The Experiment Process

With the help of newspaper ads, Milgram was able to get 40 male participants for his experiment. They would be given $4.50 for being part of the experiment.  Milgram used a shock generator with shock levels which ranged from 30 to 450. The shock generator had three switches which were marked as “slight shock”, “moderate shock”, and “danger: severe shock”. The last two switches were marked with “XXX”.

The subjects of the study were designated as teachers who were given students, who were actually part of the research team. The teachers were then instructed to give their students shocks for every wrong answer they had. The participants may think that they administered real shocks, but the students were really just acting.

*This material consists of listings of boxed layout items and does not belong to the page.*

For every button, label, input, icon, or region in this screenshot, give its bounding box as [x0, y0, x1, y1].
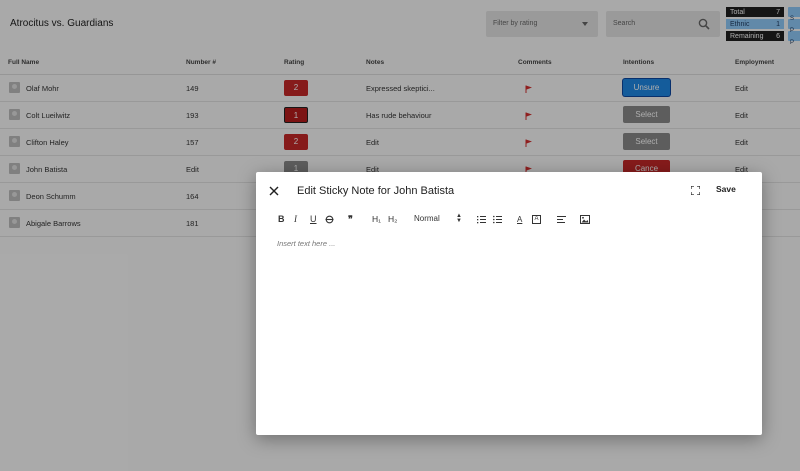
- sticky-note-dialog: Edit Sticky Note for John Batista Save B…: [256, 172, 762, 435]
- text-format-value: Normal: [414, 214, 440, 223]
- align-left-icon[interactable]: [557, 215, 566, 224]
- bold-button[interactable]: B: [278, 214, 285, 225]
- close-icon[interactable]: [268, 185, 280, 197]
- dialog-title: Edit Sticky Note for John Batista: [297, 185, 455, 197]
- heading-1-button[interactable]: H₁: [372, 214, 381, 225]
- fullscreen-icon[interactable]: [691, 186, 700, 195]
- text-format-select[interactable]: Normal ▲ ▼: [414, 213, 462, 224]
- blockquote-button[interactable]: ❞: [348, 214, 353, 225]
- underline-button[interactable]: U: [310, 214, 317, 225]
- background-color-icon[interactable]: A: [532, 215, 541, 224]
- save-button[interactable]: Save: [716, 184, 736, 194]
- text-color-button[interactable]: A: [517, 214, 522, 225]
- editor-toolbar: B I U ❞ H₁ H₂ Normal ▲ ▼ A A: [256, 212, 762, 228]
- editor-text-area[interactable]: Insert text here ...: [277, 239, 335, 248]
- heading-2-button[interactable]: H₂: [388, 214, 397, 225]
- bullet-list-icon[interactable]: [493, 215, 502, 224]
- image-icon[interactable]: [580, 215, 590, 224]
- italic-button[interactable]: I: [294, 214, 297, 225]
- select-arrows-icon: ▲ ▼: [456, 213, 462, 224]
- strikethrough-icon[interactable]: [325, 215, 334, 224]
- ordered-list-icon[interactable]: [477, 215, 486, 224]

Further into the experiment, the student would beg the teacher to let them free or moan about suffering from a heart condition. After getting past 300 volts, the student would bang themselves on the wall and beg for their release. When the teacher administered even more extreme levels of shock, the student would become uncooperative. They would stay quiet and would not agree to answer other questions. Experimenters would tell the participants that they should regard this silence as a wrong response and increase the levels of shock.

The majority of the participants would inquire if they should proceed. The experimenters would respond with four answers. The first was, “Please continue.” Another answer was, ”The experiment requires that you continue.” The experimenters could also persuade the participant to continue by saying, “It is absolutely essential that you continue.” Lastly, and the most urgent-sounding response was, “You have no other choice; you must go on.”

 

The experiment involves 40 male participants and the scenario is the teacher will give their student shocks for every wrong answer they had using the shock generator. / Photo by: goodluz via 123rf

 

Results of the Study

Initially, it was thought that only three out of a hundred participants would administer the highest level of shock. The result greatly differed from the prediction. After conducting the experiment, it was shown that 65% did it. Although many of the participants felt mad at the experimenters and troubled by their orders, they kept delivering the shocks until the end of the experiment.

Since several participants experienced anxiety while taking part in the study, they were debriefed afterwards. They were informed about how to students were only pretending to feel pain from the shock and clarified the procedures used in the experiment. At the end of his experiment, he conducted a survey. It was revealed that 84% expressed that they were happy to be part of the experiment. One percent reported that they wished they did not participate in the study.

 

Interpretation of the Experiment

Milgram had an explanation for why more than half his participants did a cruel act while being instructed to do so by the authorities, who in this case were the experimenters. Many factors influenced them to deliver the maximum shocks. He elaborated that having an authority figure present made them want to comply even more. He also stated that since Yale was a reputable institution, it caused the participants to think it was a safe experiment. The subjects must have also believed that the experimenters were experts. Maybe having a random selection of their roles contributed to their actions. Finally, the experimenters told that the participants that the shocks would hurt, but they did not say it would be fatal.

In his book, he expounded that normal people who are just trying to do their duties, even without feeling hostile, can be involved in a destructive process. In addition, he said that even when they realize the destructive impacts of their job and when they are instructed by the authorities to perform jobs that divert from basic moral standards, only a minority would have resources to turn against their superiors.